Keine Ahnung, wie ich Papa dazu brachte, Joyko bei uns aufzunehmen. Wichtig ist ohnehin nur, dass es mir gelang.

Mein Wolfshund und ich wurden unzertrennlich. Anders als Jacky blieb Joyko nie länger als nötig bei uns im Haus. Drinnen war es meinem grauen Riesen zu eng. Seine Welt war draußen, in der Kälte, im Freien, und nur wenn Vollmond war, machte er sich bemerkbar. Dann fing er markerschütternd an zu heulen. Ich erinnere mich, dass mein Vater irgendwann den Verdacht äußerte, dieser Hund habe etwas Diabolisches. Sicher ist, dass er einen Heidenrespekt vor Joyko hatte – und dass mir das gar nicht so schlecht gefiel. Welcher Halbwüchsige hätte nicht gerne einen Wolf an seiner Seite, ein stolzes Tier mit hellen blauen Augen, das auf niemand anderen hört. Joyko zu erziehen war eine Herausforderung. Mit ihm spürte ich ganz deutlich, was ich vorher schon geahnt hatte: Ich hatte eine besondere Verbindung zu Hunden. Eine Art Einverständnis, etwas, das weit über das tägliche Füttern und Gassigehen hinausging. Joyko wurde mein ständiger Begleiter, ich liebte es, ihm zuzusehen, und die Geschmeidigkeit seiner Bewegungen, die Sicherheit seiner Instinkte verloren mit den Monaten und Jahren nicht im Mindesten an Reiz.

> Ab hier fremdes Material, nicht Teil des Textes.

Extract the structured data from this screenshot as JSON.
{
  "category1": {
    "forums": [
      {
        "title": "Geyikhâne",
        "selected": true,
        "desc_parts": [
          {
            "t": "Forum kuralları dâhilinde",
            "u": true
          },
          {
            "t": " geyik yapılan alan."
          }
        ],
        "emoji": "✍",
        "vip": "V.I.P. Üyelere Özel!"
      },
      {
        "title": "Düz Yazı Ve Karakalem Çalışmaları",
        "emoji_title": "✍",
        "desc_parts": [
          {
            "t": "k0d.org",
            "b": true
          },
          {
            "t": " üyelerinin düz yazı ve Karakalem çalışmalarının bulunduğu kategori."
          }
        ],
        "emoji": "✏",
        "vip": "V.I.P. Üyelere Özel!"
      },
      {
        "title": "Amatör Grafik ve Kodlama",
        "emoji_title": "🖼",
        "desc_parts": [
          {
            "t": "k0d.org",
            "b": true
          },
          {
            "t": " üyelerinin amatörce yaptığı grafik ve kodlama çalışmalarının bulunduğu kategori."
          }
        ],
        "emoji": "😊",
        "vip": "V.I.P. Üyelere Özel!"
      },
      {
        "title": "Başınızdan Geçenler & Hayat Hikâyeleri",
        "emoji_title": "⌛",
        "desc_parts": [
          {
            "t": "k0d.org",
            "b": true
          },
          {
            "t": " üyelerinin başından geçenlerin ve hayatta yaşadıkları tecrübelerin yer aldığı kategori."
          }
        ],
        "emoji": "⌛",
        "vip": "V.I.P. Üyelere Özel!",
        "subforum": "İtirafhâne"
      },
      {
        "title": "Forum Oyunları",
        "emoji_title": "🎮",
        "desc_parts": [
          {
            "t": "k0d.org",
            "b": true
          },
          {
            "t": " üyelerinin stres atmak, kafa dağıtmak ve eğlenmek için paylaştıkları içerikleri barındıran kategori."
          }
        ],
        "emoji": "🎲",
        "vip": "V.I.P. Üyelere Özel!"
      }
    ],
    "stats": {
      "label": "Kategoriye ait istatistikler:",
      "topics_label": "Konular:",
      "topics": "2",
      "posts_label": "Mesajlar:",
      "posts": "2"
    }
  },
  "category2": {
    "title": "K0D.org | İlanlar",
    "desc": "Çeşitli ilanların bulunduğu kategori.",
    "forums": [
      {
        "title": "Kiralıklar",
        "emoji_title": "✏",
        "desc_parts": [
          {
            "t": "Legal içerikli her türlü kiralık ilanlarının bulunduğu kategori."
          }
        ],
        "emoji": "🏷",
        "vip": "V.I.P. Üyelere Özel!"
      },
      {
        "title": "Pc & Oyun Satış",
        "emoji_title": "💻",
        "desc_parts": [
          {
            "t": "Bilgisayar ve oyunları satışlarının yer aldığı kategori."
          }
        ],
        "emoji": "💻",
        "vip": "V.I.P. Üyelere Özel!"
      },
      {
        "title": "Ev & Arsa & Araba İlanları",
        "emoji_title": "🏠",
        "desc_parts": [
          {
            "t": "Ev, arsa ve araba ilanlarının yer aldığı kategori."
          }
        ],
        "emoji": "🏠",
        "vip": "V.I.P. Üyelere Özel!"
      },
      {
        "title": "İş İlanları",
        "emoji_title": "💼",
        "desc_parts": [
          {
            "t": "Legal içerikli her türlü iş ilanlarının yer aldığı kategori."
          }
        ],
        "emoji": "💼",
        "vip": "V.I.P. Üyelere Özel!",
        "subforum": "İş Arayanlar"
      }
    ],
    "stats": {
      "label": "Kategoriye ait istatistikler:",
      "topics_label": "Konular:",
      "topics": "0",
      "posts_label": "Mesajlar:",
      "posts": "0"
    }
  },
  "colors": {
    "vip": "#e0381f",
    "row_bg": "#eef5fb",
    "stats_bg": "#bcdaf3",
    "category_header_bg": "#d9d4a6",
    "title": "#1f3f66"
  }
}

Im Winter war er wie ein Wesen aus Schnee und Eis, und im Sommer, wenn ihm in dichten Büscheln das Fell ausfiel, sah er aus, als hätte er mit einem Bären gekämpft. Joyko war mein Beschützer, mein Kompagnon, und an seiner Seite fühlte ich mich unverwundbar. Stundenlang streiften Orazio und ich mit den Hunden durch den Wald, und stets blieb Joyko in Blickweite. Wenn im Unterholz ein Reh aufsprang, reichte ein leises Wort, um ihn zurückzuhalten.

Er war es auch, der meine imaginären Freunde ablöste; wozu brauchte ich Hulk oder Fury, wenn mein Wolfshund in der Nähe war.